Monsanto routinely exchanges information with dozens of public-sector scientists and flags ideas, said Charla Lord, a company spokeswoman. While the scientists sometimes co-operate, Monsanto’s suggestions often are ignored or rejected, she said.
“Our goal is to elevate the public dialog and public policy discussion from its over-emphasis on perceived risks toward a broader understanding of the societal benefits of GM crops and needed improvement in policies,” Lord said in an e-mail. “There is a lot of misinformation generated by groups who are opposed to agriculture and biotechnology.”
Once the topic of the articles was identified, the academics alone were responsible for the content, said Jim Fallon, a vice president at CMA, the PR firm working with Monsanto. John Entine, the executive director of the Genetic Literacy Project, also defended the handling of the articles.
“I got independent articles written by independent professors,” Entine said Tuesday by phone. “I ended up working with the professors to edit their pieces and I had total control over the final product. There is nothing to disclose.”
Two of the authors, Peter W.B. Phillips, a professor at the University of Saskatchewan, and David Shaw, chief research officer at Mississippi State University, didn’t immediately respond to messages seeking comment.
Calestous Juma, a professor at Harvard’s John F. Kennedy School of Government, said in an interview he contributed a paper entitled “Global Risks of Rejecting Agricultural Biotechnology” to the project because it’s a topic he’s studied, written about and spoken on for decades. Juma said his main requirement is that the publications he writes for must be freely available to the public. Disclosing Monsanto’s role is a matter for the publication, he said. Juma’s Monsanto connection was previously reported by the Boston Globe.
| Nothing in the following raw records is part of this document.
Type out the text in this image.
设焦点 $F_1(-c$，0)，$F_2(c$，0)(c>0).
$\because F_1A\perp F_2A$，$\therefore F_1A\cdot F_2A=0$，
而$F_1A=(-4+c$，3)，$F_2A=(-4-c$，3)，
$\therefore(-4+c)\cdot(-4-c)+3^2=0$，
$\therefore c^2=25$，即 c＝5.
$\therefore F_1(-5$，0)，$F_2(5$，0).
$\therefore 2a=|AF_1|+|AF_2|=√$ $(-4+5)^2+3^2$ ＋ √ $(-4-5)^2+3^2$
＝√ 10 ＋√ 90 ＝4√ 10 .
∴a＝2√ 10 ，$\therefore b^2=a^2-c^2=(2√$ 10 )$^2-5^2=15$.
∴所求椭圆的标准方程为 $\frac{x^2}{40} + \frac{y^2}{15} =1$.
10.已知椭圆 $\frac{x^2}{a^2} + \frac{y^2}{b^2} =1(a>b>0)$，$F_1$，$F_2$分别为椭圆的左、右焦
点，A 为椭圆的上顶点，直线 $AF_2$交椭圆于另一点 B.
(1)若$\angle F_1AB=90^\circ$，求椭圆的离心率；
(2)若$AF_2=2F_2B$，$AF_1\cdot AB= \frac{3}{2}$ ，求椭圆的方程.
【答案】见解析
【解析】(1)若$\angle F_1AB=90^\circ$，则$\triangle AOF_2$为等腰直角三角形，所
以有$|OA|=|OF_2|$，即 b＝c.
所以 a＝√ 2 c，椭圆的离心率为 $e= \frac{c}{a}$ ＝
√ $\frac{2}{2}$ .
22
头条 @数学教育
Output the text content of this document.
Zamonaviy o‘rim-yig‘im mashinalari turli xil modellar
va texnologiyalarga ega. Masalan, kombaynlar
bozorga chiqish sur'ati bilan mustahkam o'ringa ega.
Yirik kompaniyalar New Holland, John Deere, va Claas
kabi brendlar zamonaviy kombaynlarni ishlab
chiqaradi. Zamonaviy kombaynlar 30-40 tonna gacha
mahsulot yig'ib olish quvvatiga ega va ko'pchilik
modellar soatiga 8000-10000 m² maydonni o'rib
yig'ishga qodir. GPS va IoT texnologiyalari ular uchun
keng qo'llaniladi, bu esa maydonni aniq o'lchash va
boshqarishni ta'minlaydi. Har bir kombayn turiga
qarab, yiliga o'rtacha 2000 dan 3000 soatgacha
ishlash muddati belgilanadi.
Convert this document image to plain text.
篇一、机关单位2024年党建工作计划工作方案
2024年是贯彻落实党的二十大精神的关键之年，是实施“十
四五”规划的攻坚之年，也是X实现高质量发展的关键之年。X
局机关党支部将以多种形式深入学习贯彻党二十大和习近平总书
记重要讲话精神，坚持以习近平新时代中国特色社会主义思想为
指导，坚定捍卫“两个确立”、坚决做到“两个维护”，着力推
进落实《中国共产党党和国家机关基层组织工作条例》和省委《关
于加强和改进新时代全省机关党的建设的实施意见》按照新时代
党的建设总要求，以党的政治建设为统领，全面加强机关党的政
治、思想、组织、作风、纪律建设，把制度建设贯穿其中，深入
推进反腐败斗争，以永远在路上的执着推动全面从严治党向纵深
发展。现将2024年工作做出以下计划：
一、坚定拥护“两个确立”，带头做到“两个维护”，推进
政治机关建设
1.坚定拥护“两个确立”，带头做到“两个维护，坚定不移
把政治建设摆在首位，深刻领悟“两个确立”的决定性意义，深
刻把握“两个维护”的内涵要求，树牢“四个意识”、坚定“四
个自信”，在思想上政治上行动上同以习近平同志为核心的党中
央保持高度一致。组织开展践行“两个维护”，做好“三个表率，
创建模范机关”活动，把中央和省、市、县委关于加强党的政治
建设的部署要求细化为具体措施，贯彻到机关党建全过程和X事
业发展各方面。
“It’s part of my mission as a public scholar to share knowledge,” Juma said in an interview, a point also made by another two authors of the series articles. Anthony Shelton, an entomologist and professor at Cornell, said he stands by and takes full ownership of what he wrote. “I strongly support openness and transparency,” he said in an e-mail.
University of Florida Professor Kevin Folta said he agreed to write “Anti-GMO Activism and Its Impact on Food Security” because communicating science to the public is his job. Folta said he has no problem were the Genetic Literacy Project to disclose Monsanto’s role in the series. And he lamented what he called the “rabid activism and religion” of an organic movement that vilifies scientists who support plant biotechnology.
Folta has faced public criticism since the New York Times, citing other e-mails provided by U.S. Right to Know, reported last month about his communications with Monsanto and a $25,000 donation to the science communication program he runs. Folta said in an interview he wasn’t the recipient of the money and didn’t benefit financially. The university donated the $25,000 to charity following the Times story, he said.
“It makes me really sad because I just want technology to help people,” Folta said. “I don’t even care about these companies. I want people to understand the science.”